Siempre quise ser un dibujo a lápiz para pertenecer a su pandilla. Y tener una viñeta cerca o estar los dos en la misma. Igual que Felipe. El enamorado soñador con su angustia por no saber cómo construirse una identidad. Seguro que hubiésemos sido buenos amigos a pesar de la rivalidad por la misma niña que lee y escucha las noticias, que desdeña lo frívolo y lo material e imagina su futuro de influyente intérprete de la ONU. Una mujer independiente a la que su hija nunca tendría que preguntarle: "Mamá, ¿qué te gustaría ser si vivieras?", igual que hizo ella con la suya. Tampoco me habría importado que Quino me hubiese puesto a hablar con Guille y Miguelito. A las chicas le gustan los tipos con buena mano con los más pequeños. La primera vez que leí una de sus utopías pesimistas entendí que los dos compartíamos rebeldía y la tendencia por las preguntas que incomodan. Supe entonces que jamás dejaría de querer a Mafalda. Nunca la traicioné con Carlitos Brown. Me parecía un pequeño Hamlet de colegio mayor. Sin el desparpajo de Felipe, incapaz de cuestionarse "¿por qué justo a mi tenía que tocarme ser yo?". Guardo todas sus historias al alcance de la memoria y de vez en cuando me asomo a guiñarle una sonrisa a la pequeña inteligente, irónica, inconformista, contestataria y sensible. Mafalda soñando con un mundo más digno, justo y respetuoso con los derechos humanos. La heroína iracunda que rechaza las hipocresías humanas, las rendiciones de los adultos, las injusticias y que mantiene vivo su derecho a seguir siendo una niña que no quiere hacerse cargo del universo adulterado por los padres. Así definió una vez Umberto Eco a la protagonista de los dibujos de Joaquin Salvador Lavado, el tipo que se inspiraba en los noticieros de los años sesenta para que Quino, su alter ego, hiciese que su deslenguada protagonista opinara sobre la guerra de Vietnam, el asesinato de Kennedy, la carrera espacial y el psicoanálisis. "¿Y no será que en este mundo hay cada vez más gente y menos personas?". Como me hubiese gustado ser un dibujo a su lado para escuchar su voz y andar con ella por los alrededores del barrio de San Telmo, en Buenos Aires. O esperarla en la esquina de la calle Chile 371, en cuyo quinto piso cumplirá cincuenta años el próximo septiembre.
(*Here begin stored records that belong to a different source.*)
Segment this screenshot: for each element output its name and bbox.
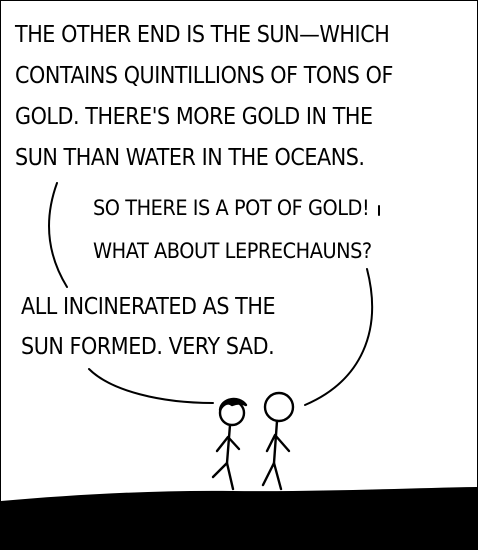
speech-line: ALL INCINERATED AS THE	[21, 294, 276, 320]
speech-line: SUN FORMED. VERY SAD.	[21, 334, 275, 360]
figure-left-legs	[211, 461, 235, 491]
speech-text-incinerated: ALL INCINERATED AS THE SUN FORMED. VERY …	[21, 287, 276, 367]
speech-text-sun-gold: THE OTHER END IS THE SUN—WHICH CONTAINS …	[15, 15, 393, 179]
figure-right-arms	[265, 433, 291, 453]
figure-left-body	[225, 423, 232, 465]
speech-line: GOLD. THERE'S MORE GOLD IN THE	[15, 104, 373, 130]
figure-right-head	[263, 391, 295, 423]
speech-tail-left-upper	[48, 182, 68, 288]
speech-line: SO THERE IS A POT OF GOLD!	[93, 196, 370, 220]
speech-text-pot-of-gold: SO THERE IS A POT OF GOLD! WHAT ABOUT LE…	[93, 187, 372, 273]
stick-figure-right	[261, 391, 295, 491]
figure-left-arms	[215, 435, 241, 453]
figure-right-body	[272, 419, 279, 465]
speech-line: SUN THAN WATER IN THE OCEANS.	[15, 145, 365, 171]
speech-tail-left-lower	[88, 368, 214, 404]
speech-line: WHAT ABOUT LEPRECHAUNS?	[93, 239, 372, 263]
speech-line: CONTAINS QUINTILLIONS OF TONS OF	[15, 63, 393, 89]
figure-left-hair	[218, 397, 248, 412]
ground	[1, 487, 477, 549]
figure-right-legs	[261, 461, 283, 491]
stick-figure-left	[211, 397, 248, 491]
speech-tail-right	[304, 268, 374, 406]
speech-line: THE OTHER END IS THE SUN—WHICH	[15, 22, 390, 48]
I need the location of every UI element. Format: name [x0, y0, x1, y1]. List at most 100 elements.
Hace tiempo que no sale de su casa. Quino se cansó de llevarla de su mano al papel en blanco donde equilibraba con perfecto arte lo que pensaba, lo que contaba y lo que dibujaba. Existencial, socrático, irónico, breve como el lenguaje de su Mafalda. Cualquiera diría que un día la creó para el anuncio publicitario de un electrodoméstico, cuyo encargó se averió por el camino, y que terminaría convirtiéndose en un icono filosófico. Una Pepito grillo con falda y lazo rojo coronando su negra caballera. La dejó apagada el día que sintió que la cabeza no le daba para más frescura y originalidad afiladas. La última tira como ilustrador la dibujó en 2006. Cuando la vista se le nublaba antes de llegar al papel en blanco. Quino tiene 81 años. Es un tipo humilde y sensible. Todavía está extrañado de que le hayan concedido el Premio Príncipe de Asturias de la Comunicación. La primera vez que lo conceden a un dibujante. "No me esperaba este premio", ha dicho a los periodistas. "Me sorprende que con los dibujantes que ha tenido España me toque a mí esto. He tenido la suerte de haber conocido a Antonio Mingote, a Perich, a Summers, a Chummy-Chummez€". Después confesó: "A los premios, como dijo no me acuerdo quién, uno llega cansado". Está bien que un humorista gráfico haya sido galardonado. Admiro esa capacidad que tienen para emparejar el drama y la crítica con una reflexión curvada en sonrisa. La fuerza que llega a tener un trazo, una nube, una frase dentro del mismo recuadro.

Es curioso. Ha pasado el tiempo. Pero al volver sobre sus historietas compruebo la vigencia de sus preguntas y de sus respuestas, la actualidad de su actitud. Inconformista, lúcida, sensible, contestaría. Hace tiempo, el suyo, de bajar a la calle. Seguro que encuentro a Mafalda.